D'autres ont été moins impressionnés. Un blogueur, qui signe du nom de plume “have gods love“[ru], énumère les nombreuses raisons [ru] pour lesquelles ses amis ont moins apprécié le premier épisode de la saison 3, dont une impression d'exagération des thèmes gay (dans une des blagues courantes de la série, Watsons et Holmes, deux hommes adultes qui vivent ensemble dans l'ouest de Londres, sont souvent pris pour un couple gay).

Стон катится по френдленте: новый Шерлок не так хорош.
Слишком много кривляний, слишком много стеба, слишком много внимания фанатам, слишком много отношений, слишком много гомосексуальной темы, слишком мало сюжета… Андерсон не тот, Мэри никакая…
И главное – “Что-то не так. Вроде как те же и там же, но не так”.

Il y a un grognement qui se répand sur mes flux RSS : le nouveau Sherlock n'est pas aussi bon.

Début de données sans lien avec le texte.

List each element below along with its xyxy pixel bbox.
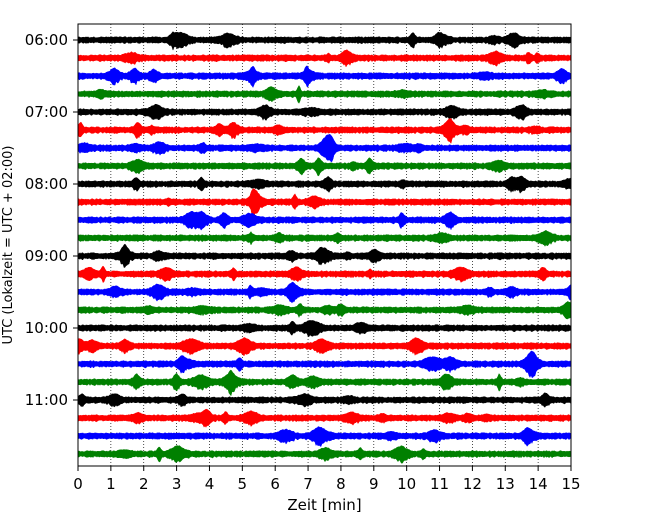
y-axis-label: UTC (Lokalzeit = UTC + 02:00) — [1, 146, 16, 345]
y-tick-label: 09:00 — [25, 247, 68, 265]
x-ticks: 0 1 2 3 4 5 6 7 8 9 10 11 12 13 14 15 — [73, 466, 581, 493]
y-ticks: 06:00 07:00 08:00 09:00 10:00 11:00 — [25, 31, 78, 409]
x-tick-label: 5 — [238, 475, 248, 493]
plot-area — [78, 24, 571, 466]
y-tick-label: 07:00 — [25, 103, 68, 121]
x-tick-label: 4 — [205, 475, 215, 493]
plot-border — [77, 23, 572, 467]
y-tick-label: 10:00 — [25, 319, 68, 337]
x-tick-label: 6 — [270, 475, 280, 493]
x-tick-label: 10 — [397, 475, 416, 493]
traces — [77, 31, 572, 464]
x-tick-label: 2 — [139, 475, 149, 493]
x-tick-label: 8 — [336, 475, 346, 493]
y-tick-label: 08:00 — [25, 175, 68, 193]
y-tick-label: 06:00 — [25, 31, 68, 49]
x-tick-label: 12 — [463, 475, 482, 493]
x-tick-label: 14 — [529, 475, 548, 493]
x-tick-label: 15 — [561, 475, 580, 493]
x-tick-label: 0 — [73, 475, 83, 493]
x-tick-label: 1 — [106, 475, 116, 493]
x-axis-label: Zeit [min] — [287, 496, 361, 514]
y-tick-label: 11:00 — [25, 391, 68, 409]
x-tick-label: 7 — [303, 475, 313, 493]
x-tick-label: 3 — [172, 475, 182, 493]
x-tick-label: 11 — [430, 475, 449, 493]
x-tick-label: 13 — [496, 475, 515, 493]
x-tick-label: 9 — [369, 475, 379, 493]
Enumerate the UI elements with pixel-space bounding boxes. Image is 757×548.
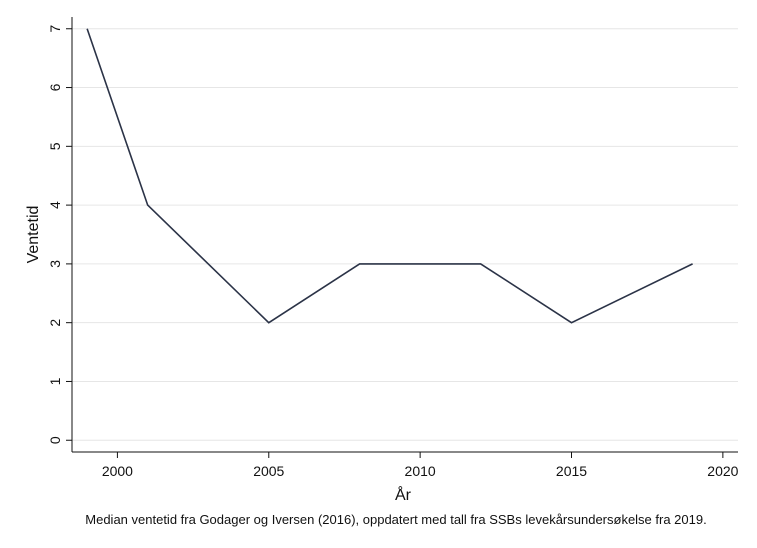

C'est sur joué, il y a trop de plaisanteries, trop de complaisance envers les fans, trop de relations, trop de place donnée au thème de l'homosexualité, trop peu d'intrigue… Anderson [l'un des petits rivaux de Sherlock] n'est pas très bon. D'où vient Mary [la nouvelle fiancée de Watson]?

Mais surtout  “Quelque chose ne va pas. Cela ressemble à la série mais ce n'est pas cela”.

Des internautes russes ont annoncé leur intention de ne plus regarder la série cette saison, parce qu'ils n'ont pas aimé le premier épisode. Néanmoins, l'intérêt pour le premier épisode démontre la popularité constante des exportations culturelles Britanniques en Russie. La rapidité avec laquelle la chaîne Channel 1 a réussi à faire traduire en russe la série (avec, selon un blog dédié, une qualité bien supérieure [russe] aux deux dernières saisons) montre aussi que la demande de la Russie pour des programme britanniques reste grande, malgré la tendance de Moscou à se moquer du Royaume-Uni. Quelles que soient les déclarations que les officiels du Kremlin feront lors de prochaines conférences internationales, on peut être sûr que le russe moyen restera pendu aux lèvres de Benedict Cumberbatch.